一般消費者向け製品を米国へ輸出する場合 ライター、ヘルメット、マットレス、家具、電気製品、日用品 GCC、対象規則、合理的な試験プログラム、警告表示 一般製品でも証明書が必要な場合があります。
米国通関時にCPSC確認を受ける場合 証明書不備、ラベル不備、リコール対象品疑い、試験不足貨物 サンプリング、検査、差止め、追加資料要求 CBP側の通関とCPSC側の確認を分けて管理します。
eFiling対象となる場合 CPSC認証対象の輸入消費者製品 証明書データ、製品情報、輸入者情報、適用規則 米国輸入者・ブローカー・メーカー間でデータを事前整備します。
販売後に安全問題が判明した場合 事故品、基準不適合品、警告表示不備品、リコール対象品 CPSC報告、リコール、販売停止、回収物流、廃棄 物流対応と法的判断を分けて進めます。
保険・契約責任が問題になる場合 差止め、返品、廃棄、リコール、PL事故、販売不能品 貨物保険、PL保険、リコール保険、契約上の補償 通常の貨物保険だけで対応できるとは限りません。

CPSCとCBPの関係

CPSCは、米国への輸入貨物について、CBPと連携して監視・検査を行います。対象製品に安全基準違反、証明書不備、ラベル不備、リコール対象品の疑いがある場合、CPSCまたはCBPから確認や差止めを受けることがあります。

CPSCによるNotice of Sampling and Detentionが発行されると、輸入者やブローカーはCPSCと直接やり取りし、必要な資料を提出する必要があります。CBP側の問題が解決しても、CPSC側の差止めが解消されなければ貨物はリリースされない場合があります。
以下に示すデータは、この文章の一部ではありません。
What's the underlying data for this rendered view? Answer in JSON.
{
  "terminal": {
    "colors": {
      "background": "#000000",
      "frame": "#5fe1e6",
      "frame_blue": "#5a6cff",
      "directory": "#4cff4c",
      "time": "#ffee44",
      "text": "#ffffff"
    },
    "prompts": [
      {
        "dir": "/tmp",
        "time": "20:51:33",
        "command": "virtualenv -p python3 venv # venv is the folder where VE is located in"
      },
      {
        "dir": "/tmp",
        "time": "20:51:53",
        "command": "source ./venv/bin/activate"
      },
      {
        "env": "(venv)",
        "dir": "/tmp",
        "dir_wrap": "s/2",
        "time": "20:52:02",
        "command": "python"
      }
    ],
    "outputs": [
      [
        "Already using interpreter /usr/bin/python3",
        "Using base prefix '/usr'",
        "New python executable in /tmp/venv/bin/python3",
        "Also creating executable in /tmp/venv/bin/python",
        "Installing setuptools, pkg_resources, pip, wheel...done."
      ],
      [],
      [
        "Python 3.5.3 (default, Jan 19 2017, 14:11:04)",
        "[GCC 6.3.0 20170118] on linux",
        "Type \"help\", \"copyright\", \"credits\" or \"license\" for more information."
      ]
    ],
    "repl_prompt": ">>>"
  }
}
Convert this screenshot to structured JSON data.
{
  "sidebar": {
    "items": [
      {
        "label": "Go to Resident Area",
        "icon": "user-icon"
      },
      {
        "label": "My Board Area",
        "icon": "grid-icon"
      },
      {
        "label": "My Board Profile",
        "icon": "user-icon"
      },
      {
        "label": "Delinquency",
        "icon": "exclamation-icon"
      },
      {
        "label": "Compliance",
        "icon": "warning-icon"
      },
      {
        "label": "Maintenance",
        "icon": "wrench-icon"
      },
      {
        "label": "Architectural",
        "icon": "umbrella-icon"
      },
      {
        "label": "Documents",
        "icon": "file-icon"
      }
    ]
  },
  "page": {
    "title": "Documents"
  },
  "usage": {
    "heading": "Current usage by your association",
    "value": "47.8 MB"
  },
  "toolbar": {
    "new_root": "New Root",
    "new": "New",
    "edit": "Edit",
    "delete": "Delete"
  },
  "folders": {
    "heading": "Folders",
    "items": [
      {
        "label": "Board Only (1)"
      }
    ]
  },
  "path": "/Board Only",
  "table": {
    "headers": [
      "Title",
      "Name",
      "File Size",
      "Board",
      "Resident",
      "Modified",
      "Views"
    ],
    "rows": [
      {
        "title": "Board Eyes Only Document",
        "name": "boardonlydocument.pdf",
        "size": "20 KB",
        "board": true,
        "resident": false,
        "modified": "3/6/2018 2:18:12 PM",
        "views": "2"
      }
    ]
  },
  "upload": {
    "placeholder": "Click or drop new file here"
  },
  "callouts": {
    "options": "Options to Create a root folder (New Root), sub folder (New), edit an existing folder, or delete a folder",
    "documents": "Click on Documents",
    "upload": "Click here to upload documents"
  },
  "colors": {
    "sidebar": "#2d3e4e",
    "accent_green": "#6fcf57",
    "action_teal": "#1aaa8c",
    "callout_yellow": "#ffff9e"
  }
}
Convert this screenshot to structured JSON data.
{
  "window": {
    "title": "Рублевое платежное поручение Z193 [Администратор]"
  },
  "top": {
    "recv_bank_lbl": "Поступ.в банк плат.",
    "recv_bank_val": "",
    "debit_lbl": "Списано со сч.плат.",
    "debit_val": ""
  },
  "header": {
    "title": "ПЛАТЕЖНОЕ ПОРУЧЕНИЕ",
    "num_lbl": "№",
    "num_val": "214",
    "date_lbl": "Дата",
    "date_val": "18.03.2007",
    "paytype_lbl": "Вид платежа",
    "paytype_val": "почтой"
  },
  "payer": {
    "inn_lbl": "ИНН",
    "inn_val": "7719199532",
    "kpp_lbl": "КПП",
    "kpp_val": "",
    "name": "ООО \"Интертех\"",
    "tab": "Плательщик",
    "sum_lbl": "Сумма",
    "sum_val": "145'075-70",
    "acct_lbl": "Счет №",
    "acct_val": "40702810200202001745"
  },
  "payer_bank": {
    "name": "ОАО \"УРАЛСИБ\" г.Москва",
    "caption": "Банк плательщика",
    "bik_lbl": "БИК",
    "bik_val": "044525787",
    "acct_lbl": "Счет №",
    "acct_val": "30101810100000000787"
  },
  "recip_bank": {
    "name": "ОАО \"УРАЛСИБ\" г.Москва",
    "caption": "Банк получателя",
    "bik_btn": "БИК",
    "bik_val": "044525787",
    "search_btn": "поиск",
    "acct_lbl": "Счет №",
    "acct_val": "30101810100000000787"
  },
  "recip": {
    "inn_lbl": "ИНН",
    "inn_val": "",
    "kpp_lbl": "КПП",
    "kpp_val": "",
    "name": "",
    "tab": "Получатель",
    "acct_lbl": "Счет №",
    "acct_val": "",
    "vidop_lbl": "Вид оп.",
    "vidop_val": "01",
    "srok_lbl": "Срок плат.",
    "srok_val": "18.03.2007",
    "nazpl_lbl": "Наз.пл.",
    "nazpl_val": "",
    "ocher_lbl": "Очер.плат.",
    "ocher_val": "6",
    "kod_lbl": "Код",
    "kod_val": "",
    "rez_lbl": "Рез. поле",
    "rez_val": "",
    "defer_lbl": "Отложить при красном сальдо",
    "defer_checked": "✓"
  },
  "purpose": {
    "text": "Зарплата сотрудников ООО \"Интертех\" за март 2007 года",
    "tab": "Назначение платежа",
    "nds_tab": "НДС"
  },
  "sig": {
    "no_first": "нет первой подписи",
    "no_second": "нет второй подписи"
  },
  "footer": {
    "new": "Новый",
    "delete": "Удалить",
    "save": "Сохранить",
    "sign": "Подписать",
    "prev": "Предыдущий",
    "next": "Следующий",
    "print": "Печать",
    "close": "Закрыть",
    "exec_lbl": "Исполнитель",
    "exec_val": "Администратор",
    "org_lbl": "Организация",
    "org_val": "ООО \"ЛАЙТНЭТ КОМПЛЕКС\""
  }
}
そのため、CPSC対応では、通関書類だけでなく、適合証明書、試験成績書、製品仕様、対象規則、輸入者情報を整理しておくことが重要です。

機関・関係者 主な役割 CPSC対応での位置づけ 実務上の注意点
CPSC 消費者製品安全基準、輸入監視、リコール、執行を担当します。 製品安全・証明書・違反疑義の確認主体になります。 製品安全資料や証明書情報が必要になります。
CBP 米国輸入通関、関税、国境管理を担当します。 輸入申告、貨物リリース、他機関連携に関与します。 CBP手続とCPSC確認を混同しないようにします。
米国輸入者 Importer of Recordとして輸入申告や証明書対応に関与します。 CPC・GCC・eFiling・CPSC照会対応の中心になります。 日本側メーカーから資料を取得できる体制が必要です。
通関ブローカー 輸入申告、データ提出、CPSC照会時の連絡支援を行います。 輸入者から提供された情報に基づき実務対応します。 製品安全の適合性を最終判断する立場ではありません。
日本側輸出者・メーカー 製品仕様、試験成績、ロット情報、材料情報を提供します。 米国輸入者が証明書を作成するための基礎資料を提供します。 米国側の問題として放置すると通関・販売が止まることがあります。
フォワーダー 輸送、保管、差止め時の連絡、返送・廃棄・再輸出物流を支援します。 物流面で関与しますが、適合性判断は行いません。 役割を物流支援に限定して整理します。

CPCとGCCの違い

CPSC実務で特に重要なのが、CPCとGCCの違いです。CPC(Children’s Product Certificate)は、子供用製品について、適用されるCPSC規則に適合していることを示す証明書です。子供用製品では、原則としてCPSCが認めた第三者試験機関による試験結果に基づいてCPCを作成する必要があります。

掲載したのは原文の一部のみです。